Content on this page
Tutorial
This tutorial assumes you have successfully completed the steps in the previous section and it continues from there.
Add some more data
With event notifications setup we can copy simply new files to the
S3 source bucket. You can either add some ND-JSON encoded files to the
sample_data
folder and run terraform apply
again or manually copy
some JSON data using the AWS CLI:
Note: since Sneller supports dynamic schemas. it will ingest any valid JSON data, irrespective of the structure of the data.
export SNELLER_SOURCE=$(terraform output -json sneller_source | jq -r '.')
aws s3 cp *.ndjson s3://$SNELLER_SOURCE/sample_data/
AWS will automatically send S3 event notifications for the source bucket to the SQS queue and Sneller will immediately add the data to the table.
Query again
After a few seconds the data will be available if you run the query again and you should see a larger count of records:
curl -H "Authorization: Bearer $SNELLER_TOKEN" \
-H "Accept: application/json" \
-s "$SNELLER_ENDPOINT/query?database=$SNELLER_DATABASE" \
--data-raw "SELECT COUNT(*) FROM $SNELLER_TABLE"
Of course you can continue copying more data into the source bucket in order to ingest it.
Create new table
Creating a new table is very simple since it only involves creating a new definition.json
file in the right location and adding data to the source bucket.
For this example we will be creating a table for the gharchive (GitHub archive) data and ingest some data.
Add table definition
You can simply create the definition.json
like this and copy it into the S3 ingestion bucket:
export SNELLER_SOURCE=$(terraform output -json sneller_source | jq -r '.')
export SNELLER_INGEST=$(terraform output -json sneller_ingest | jq -r '.')

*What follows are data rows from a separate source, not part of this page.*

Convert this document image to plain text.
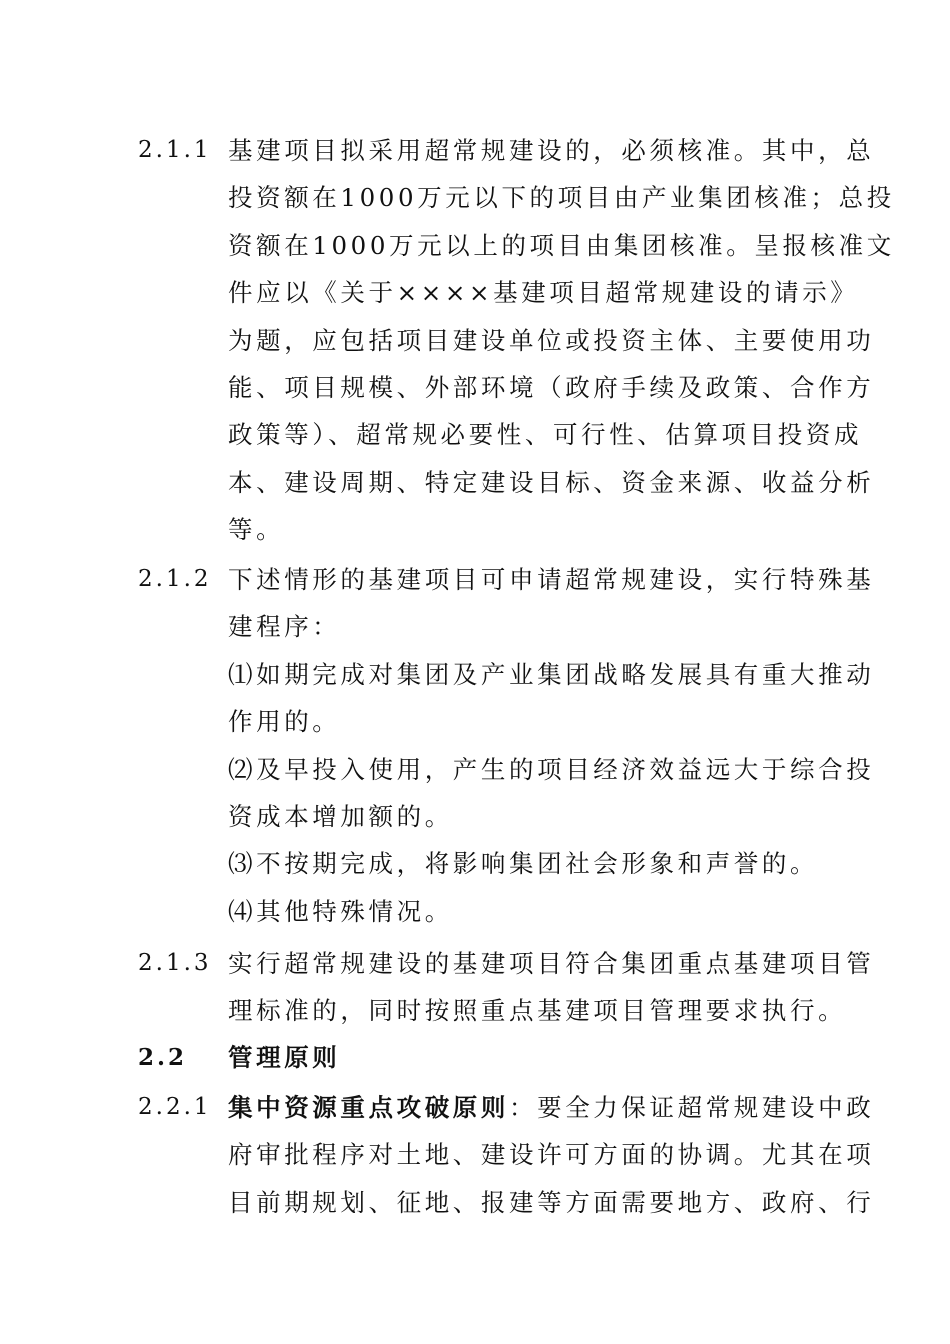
2.1.1 基建项目拟采用超常规建设的，必须核准。其中，总
投资额在1000万元以下的项目由产业集团核准；总投
资额在1000万元以上的项目由集团核准。呈报核准文
件应以《关于××××基建项目超常规建设的请示》
为题，应包括项目建设单位或投资主体、主要使用功
能、项目规模、外部环境（政府手续及政策、合作方
政策等）、超常规必要性、可行性、估算项目投资成
本、建设周期、特定建设目标、资金来源、收益分析
等。
2.1.2 下述情形的基建项目可申请超常规建设，实行特殊基
建程序：
⑴如期完成对集团及产业集团战略发展具有重大推动
作用的。
⑵及早投入使用，产生的项目经济效益远大于综合投
资成本增加额的。
⑶不按期完成，将影响集团社会形象和声誉的。
⑷其他特殊情况。
2.1.3 实行超常规建设的基建项目符合集团重点基建项目管
理标准的，同时按照重点基建项目管理要求执行。
2.2 管理原则
2.2.1 集中资源重点攻破原则：要全力保证超常规建设中政
府审批程序对土地、建设许可方面的协调。尤其在项
目前期规划、征地、报建等方面需要地方、政府、行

cat > definition.json <<EOF
{
"input": [
{
"pattern": "s3://$SNELLER_SOURCE/gharchive/*.json.gz",
"format": "json.gz"
}
]
}
EOF
aws s3 cp definition.json s3://$SNELLER_INGEST/db/demo/gharchive/
Note: the pattern
in the definition.json
file refers to the source bucket whereas the definition.json
itself goes into the ingestion bucket.
Add some data
Simply copy some data into the source bucket at the correct path to add it to the gharchive
table:
wget https://data.gharchive.org/2015-01-01-{15..16}.json.gz
aws s3 mv 2015-01-01-15.json.gz s3://$SNELLER_SOURCE/gharchive/
aws s3 mv 2015-01-01-16.json.gz s3://$SNELLER_SOURCE/gharchive/
Query the table
Now you can simply query the gharchive
table (from the demo
database):
curl -H "Authorization: Bearer $SNELLER_TOKEN" \
-H "Accept: application/json" \
-s "$SNELLER_ENDPOINT/query?database=demo" \
--data-raw "SELECT COUNT(*) FROM gharchive"
or do a more adventurous query …
curl -H "Authorization: Bearer $SNELLER_TOKEN" \
-H "Accept: application/x-ndjson" \
-s "$SNELLER_ENDPOINT/query?database=demo" \
--data-raw "SELECT type, COUNT(*) FROM gharchive GROUP BY type ORDER BY COUNT(*) DESC"
… and copy some more data …
wget https://data.gharchive.org/2015-01-01-{17..18}.json.gz
aws s3 mv 2015-01-01-17.json.gz s3://$SNELLER_SOURCE/gharchive/
aws s3 mv 2015-01-01-18.json.gz s3://$SNELLER_SOURCE/gharchive/
… and repeat the query (for more results) …
curl -H "Authorization: Bearer $SNELLER_TOKEN" \
-H "Accept: application/x-ndjson" \
-s "$SNELLER_ENDPOINT/query?database=demo" \
--data-raw "SELECT type, COUNT(*) FROM gharchive GROUP BY type ORDER BY COUNT(*) DESC"
Ingesting CloudTrail
For a more elaborate example, see ingesting AWS CloudTrail (and some other AWS services).
Final words
Final words: although we would hate to see you go, in case you want to tear everything down, here’s how to do it:
terraform destroy
Hasta la vista, baby 😀